Global warming and the associated increasing frequency of heatwaves are on the rise leading to numerous health complications. Diabetic patients are more vulnerable to heat exposure than healthy individuals, owing to their impaired sweating ability, however, little is known about how heat exposure may impact the function of skin cells, commonly keratinocytes. Our recent report provided the first proof-of-concept revealing that the metabolic composition of sweat EVs is associated with metabolic changes in healthy individuals and type 2 diabetes patients. Given this and the shared cellular proprieties of eccrine sweat glands with keratinocytes, we questioned whether the metabolic changes in sweat EVs may mirror the responses of keratinocytes upon heat exposure. To this, we exposed HaCat, which were maintained in low (mimicking healthy condition) and high glucose (mimicking diabetes condition) to acute (90 min), chronic (48 h), and repetitive heat exposure at 40 ⁰C. Through conducting a set of experiments including a targeted metabolomics approach, Greiss assay, western blotting analysis, and electron microscopy studies.

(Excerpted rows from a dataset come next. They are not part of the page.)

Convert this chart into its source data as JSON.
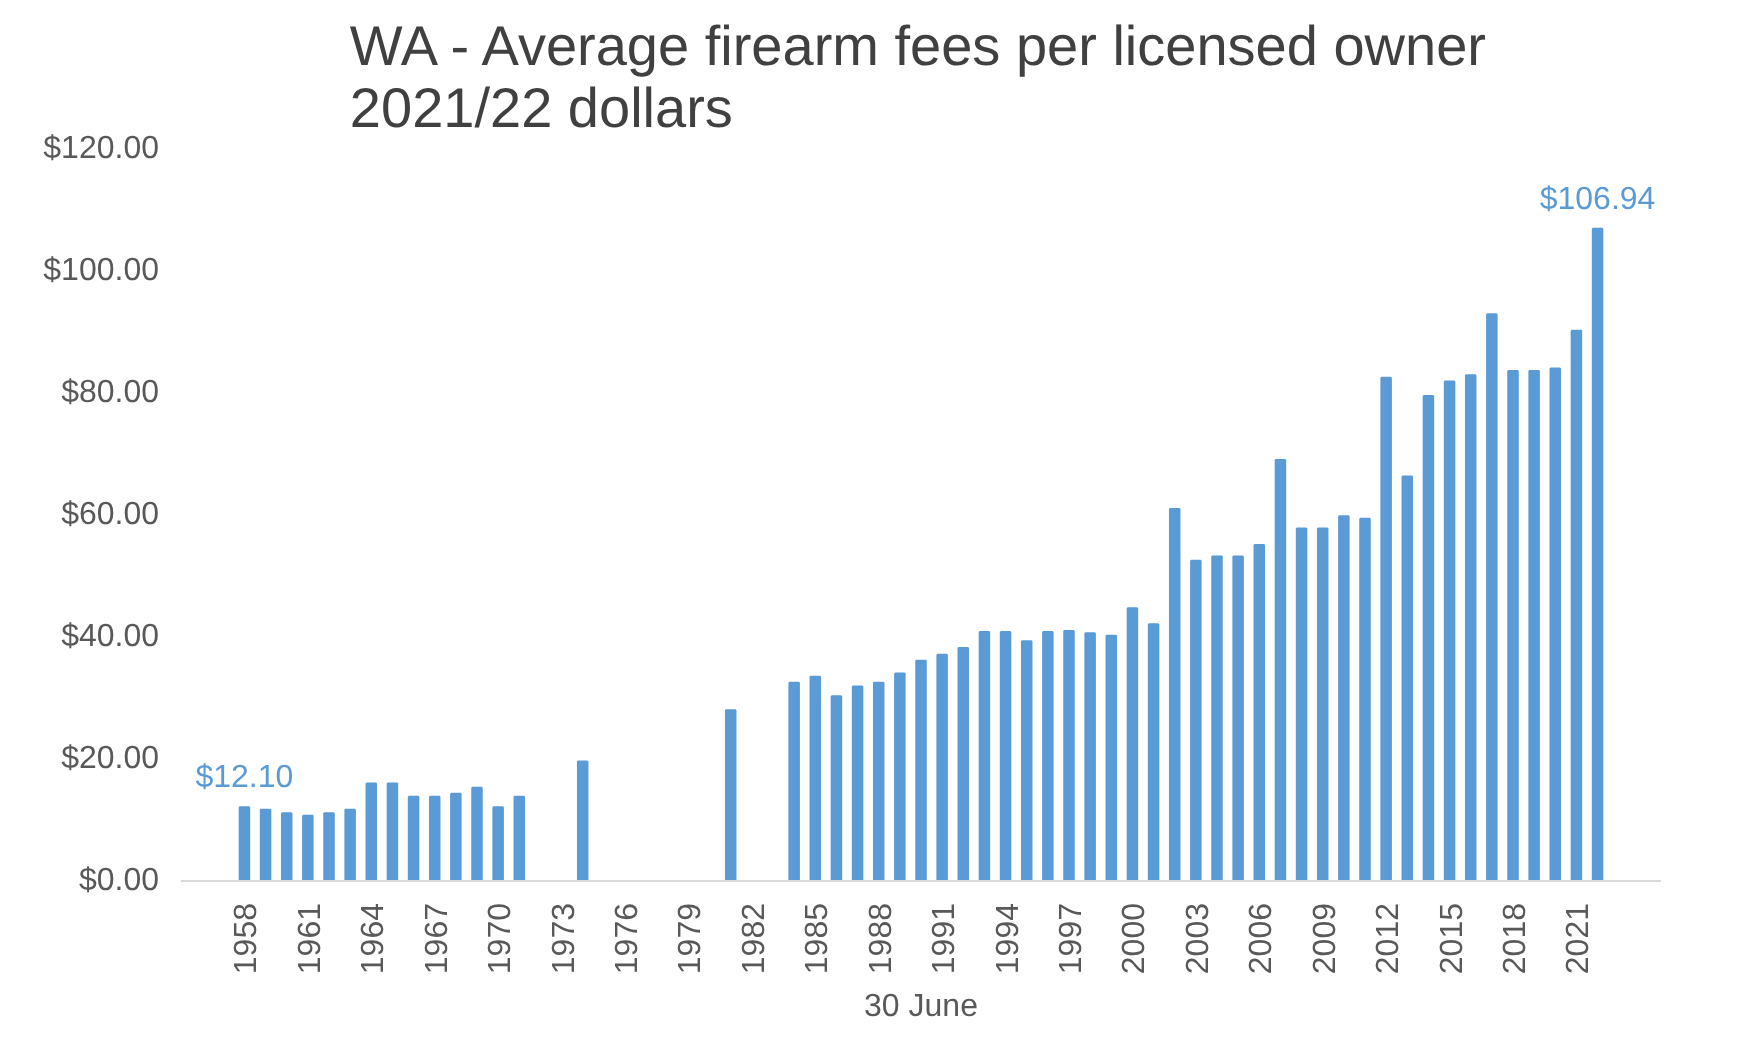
{
  "chart_data": {
    "type": "bar",
    "title": "WA - Average firearm fees per licensed owner\n2021/22 dollars",
    "xlabel": "30 June",
    "categories": [
      "1958",
      null,
      null,
      "1961",
      null,
      null,
      "1964",
      null,
      null,
      "1967",
      null,
      null,
      "1970",
      null,
      null,
      "1973",
      null,
      null,
      "1976",
      null,
      null,
      "1979",
      null,
      null,
      "1982",
      null,
      null,
      "1985",
      null,
      null,
      "1988",
      null,
      null,
      "1991",
      null,
      null,
      "1994",
      null,
      null,
      "1997",
      null,
      null,
      "2000",
      null,
      null,
      "2003",
      null,
      null,
      "2006",
      null,
      null,
      "2009",
      null,
      null,
      "2012",
      null,
      null,
      "2015",
      null,
      null,
      "2018",
      null,
      null,
      "2021",
      null
    ],
    "values": [
      12.1,
      11.7,
      11.1,
      10.7,
      11.1,
      11.7,
      16.0,
      16.0,
      13.8,
      13.8,
      14.3,
      15.3,
      12.1,
      13.8,
      null,
      null,
      19.6,
      null,
      null,
      null,
      null,
      null,
      null,
      28.0,
      null,
      null,
      32.5,
      33.5,
      30.3,
      31.9,
      32.5,
      34.0,
      36.1,
      37.1,
      38.2,
      40.8,
      40.8,
      39.3,
      40.8,
      41.0,
      40.6,
      40.2,
      44.7,
      42.1,
      61.0,
      52.5,
      53.2,
      53.2,
      55.1,
      69.0,
      57.8,
      57.8,
      59.8,
      59.4,
      82.5,
      66.3,
      79.5,
      81.9,
      82.9,
      92.9,
      83.6,
      83.6,
      84.0,
      90.2,
      106.94
    ],
    "value_labels": [
      "$12.10",
      null,
      null,
      null,
      null,
      null,
      null,
      null,
      null,
      null,
      null,
      null,
      null,
      null,
      null,
      null,
      null,
      null,
      null,
      null,
      null,
      null,
      null,
      null,
      null,
      null,
      null,
      null,
      null,
      null,
      null,
      null,
      null,
      null,
      null,
      null,
      null,
      null,
      null,
      null,
      null,
      null,
      null,
      null,
      null,
      null,
      null,
      null,
      null,
      null,
      null,
      null,
      null,
      null,
      null,
      null,
      null,
      null,
      null,
      null,
      null,
      null,
      null,
      null,
      "$106.94"
    ],
    "color": "#5b9bd5",
    "ylim": [
      0,
      120
    ],
    "yticks": [
      {
        "value": 0,
        "label": "$0.00"
      },
      {
        "value": 20,
        "label": "$20.00"
      },
      {
        "value": 40,
        "label": "$40.00"
      },
      {
        "value": 60,
        "label": "$60.00"
      },
      {
        "value": 80,
        "label": "$80.00"
      },
      {
        "value": 100,
        "label": "$100.00"
      },
      {
        "value": 120,
        "label": "$120.00"
      }
    ],
    "grid": false
  }
}
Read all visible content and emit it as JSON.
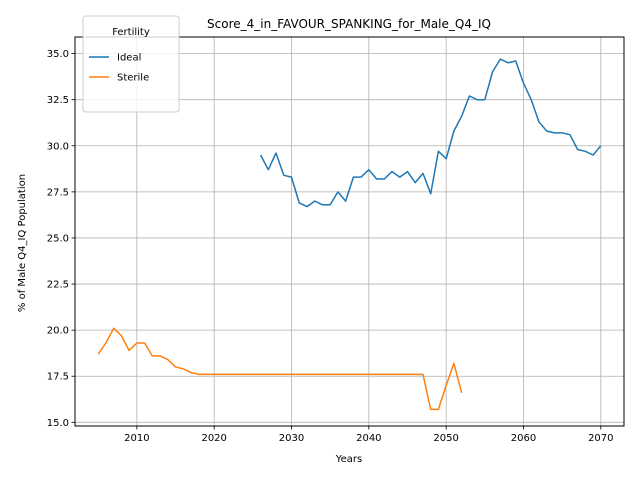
{
  "chart_data": {
    "type": "line",
    "title": "Score_4_in_FAVOUR_SPANKING_for_Male_Q4_IQ",
    "xlabel": "Years",
    "ylabel": "% of Male Q4_IQ Population",
    "xlim": [
      2002,
      2073
    ],
    "ylim": [
      14.8,
      35.9
    ],
    "xticks": [
      2010,
      2020,
      2030,
      2040,
      2050,
      2060,
      2070
    ],
    "yticks": [
      15.0,
      17.5,
      20.0,
      22.5,
      25.0,
      27.5,
      30.0,
      32.5,
      35.0
    ],
    "grid": true,
    "legend": {
      "title": "Fertility",
      "placement": "top-left"
    },
    "series": [
      {
        "name": "Ideal",
        "color": "#1f77b4",
        "x": [
          2026,
          2027,
          2028,
          2029,
          2030,
          2031,
          2032,
          2033,
          2034,
          2035,
          2036,
          2037,
          2038,
          2039,
          2040,
          2041,
          2042,
          2043,
          2044,
          2045,
          2046,
          2047,
          2048,
          2049,
          2050,
          2051,
          2052,
          2053,
          2054,
          2055,
          2056,
          2057,
          2058,
          2059,
          2060,
          2061,
          2062,
          2063,
          2064,
          2065,
          2066,
          2067,
          2068,
          2069,
          2070
        ],
        "y": [
          29.5,
          28.7,
          29.6,
          28.4,
          28.3,
          26.9,
          26.7,
          27.0,
          26.8,
          26.8,
          27.5,
          27.0,
          28.3,
          28.3,
          28.7,
          28.2,
          28.2,
          28.6,
          28.3,
          28.6,
          28.0,
          28.5,
          27.4,
          29.7,
          29.3,
          30.8,
          31.6,
          32.7,
          32.5,
          32.5,
          34.0,
          34.7,
          34.5,
          34.6,
          33.4,
          32.5,
          31.3,
          30.8,
          30.7,
          30.7,
          30.6,
          29.8,
          29.7,
          29.5,
          30.0
        ]
      },
      {
        "name": "Sterile",
        "color": "#ff7f0e",
        "x": [
          2005,
          2006,
          2007,
          2008,
          2009,
          2010,
          2011,
          2012,
          2013,
          2014,
          2015,
          2016,
          2017,
          2018,
          2019,
          2020,
          2025,
          2030,
          2035,
          2040,
          2045,
          2046,
          2047,
          2048,
          2049,
          2050,
          2051,
          2052
        ],
        "y": [
          18.7,
          19.3,
          20.1,
          19.7,
          18.9,
          19.3,
          19.3,
          18.6,
          18.6,
          18.4,
          18.0,
          17.9,
          17.7,
          17.6,
          17.6,
          17.6,
          17.6,
          17.6,
          17.6,
          17.6,
          17.6,
          17.6,
          17.6,
          15.7,
          15.7,
          17.0,
          18.2,
          16.6
        ]
      }
    ]
  }
}
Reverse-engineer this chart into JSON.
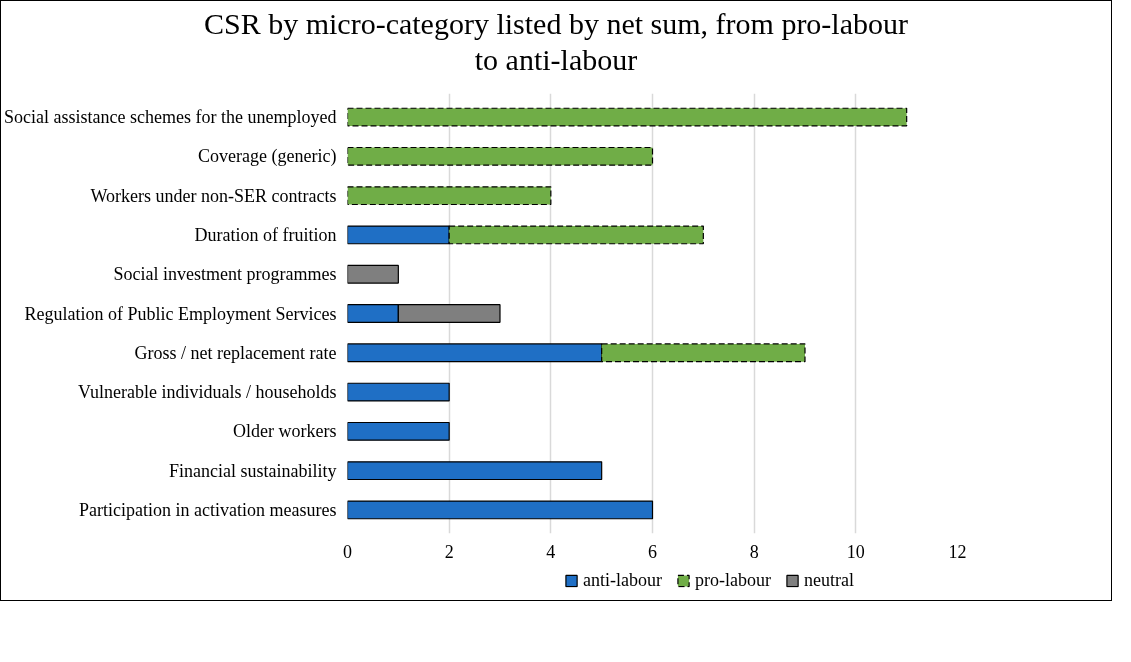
{
  "chart_data": {
    "type": "bar",
    "orientation": "horizontal",
    "stacked": true,
    "title": "CSR by micro-category listed by net sum, from pro-labour to anti-labour",
    "categories": [
      "Social assistance schemes for the unemployed",
      "Coverage (generic)",
      "Workers under non-SER contracts",
      "Duration of fruition",
      "Social investment programmes",
      "Regulation of Public Employment Services",
      "Gross / net replacement rate",
      "Vulnerable individuals / households",
      "Older workers",
      "Financial sustainability",
      "Participation in activation measures"
    ],
    "series": [
      {
        "name": "anti-labour",
        "color": "#1f6fc5",
        "values": [
          null,
          null,
          null,
          2,
          null,
          1,
          5,
          2,
          2,
          5,
          6
        ]
      },
      {
        "name": "pro-labour",
        "color": "#70ad47",
        "line_style": "dashed",
        "values": [
          11,
          6,
          4,
          5,
          null,
          null,
          4,
          null,
          null,
          null,
          null
        ]
      },
      {
        "name": "neutral",
        "color": "#7f7f7f",
        "values": [
          null,
          null,
          null,
          null,
          1,
          2,
          null,
          null,
          null,
          null,
          null
        ]
      }
    ],
    "xlim": [
      0,
      12
    ],
    "xticks": [
      0,
      2,
      4,
      6,
      8,
      10,
      12
    ],
    "grid": "x",
    "legend": "bottom"
  }
}
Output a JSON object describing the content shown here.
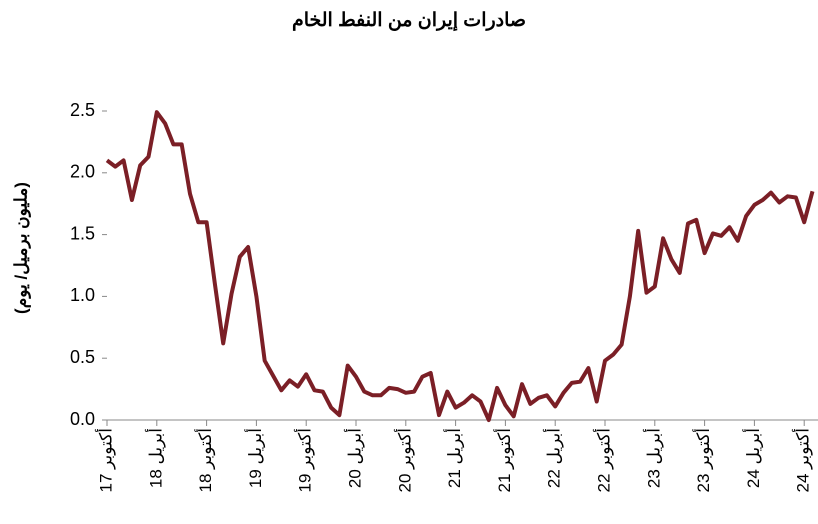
{
  "chart_data": {
    "type": "line",
    "title": "صادرات إيران من النفط الخام",
    "y_label": "(مليون برميل/ يوم)",
    "categories": [
      "أكتوبر 17",
      null,
      null,
      null,
      null,
      null,
      "أبريل 18",
      null,
      null,
      null,
      null,
      null,
      "أكتوبر 18",
      null,
      null,
      null,
      null,
      null,
      "أبريل 19",
      null,
      null,
      null,
      null,
      null,
      "أكتوبر 19",
      null,
      null,
      null,
      null,
      null,
      "أبريل 20",
      null,
      null,
      null,
      null,
      null,
      "أكتوبر 20",
      null,
      null,
      null,
      null,
      null,
      "أبريل 21",
      null,
      null,
      null,
      null,
      null,
      "أكتوبر 21",
      null,
      null,
      null,
      null,
      null,
      "أبريل 22",
      null,
      null,
      null,
      null,
      null,
      "أكتوبر 22",
      null,
      null,
      null,
      null,
      null,
      "أبريل 23",
      null,
      null,
      null,
      null,
      null,
      "أكتوبر 23",
      null,
      null,
      null,
      null,
      null,
      "أبريل 24",
      null,
      null,
      null,
      null,
      null,
      "أكتوبر 24",
      null
    ],
    "series": [
      {
        "color": "#7b1f26",
        "values": [
          2.1,
          2.05,
          2.1,
          1.78,
          2.06,
          2.13,
          2.49,
          2.4,
          2.23,
          2.23,
          1.83,
          1.6,
          1.6,
          1.1,
          0.62,
          1.02,
          1.32,
          1.4,
          1.0,
          0.48,
          0.36,
          0.24,
          0.32,
          0.27,
          0.37,
          0.24,
          0.23,
          0.1,
          0.04,
          0.44,
          0.35,
          0.23,
          0.2,
          0.2,
          0.26,
          0.25,
          0.22,
          0.23,
          0.35,
          0.38,
          0.04,
          0.23,
          0.1,
          0.14,
          0.2,
          0.15,
          0.0,
          0.26,
          0.12,
          0.03,
          0.29,
          0.13,
          0.18,
          0.2,
          0.11,
          0.22,
          0.3,
          0.31,
          0.42,
          0.15,
          0.48,
          0.53,
          0.61,
          1.0,
          1.53,
          1.03,
          1.08,
          1.47,
          1.3,
          1.19,
          1.59,
          1.62,
          1.35,
          1.51,
          1.49,
          1.56,
          1.45,
          1.65,
          1.74,
          1.78,
          1.84,
          1.76,
          1.81,
          1.8,
          1.6,
          1.85
        ]
      }
    ],
    "ylim": [
      0,
      2.5
    ],
    "yticks": [
      {
        "value": 0,
        "label": "0.0"
      },
      0.5,
      {
        "value": 1,
        "label": "1.0"
      },
      1.5,
      {
        "value": 2,
        "label": "2.0"
      },
      2.5
    ],
    "grid": false
  }
}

The data demonstrate that heat exposure results in substantial changes of metabolite levels belonging to amino acids, pyrimidine metabolism, and glycolysis pathways in high glucose maintained HaCat cells when compared to those noted in low glucose condition. Exploring the molecular mechanisms through which heat exposure may impact the metabolic composition in keratinocytes, our discoveries highlight nitric oxide (NO) as a novel biomarker that the level is correlated with heat duration and frequency. Furthermore, data reveal that the HSP-70 protein levels and mitochondrial morphology are consequently altered.
This study provides evidence of shared metabolic alterations in keratinocytes and sweat EVs collected from clinical study and proposes, for the first time, NO as a novel biomarker for monitoring changes in health and diabetes upon heat exposure.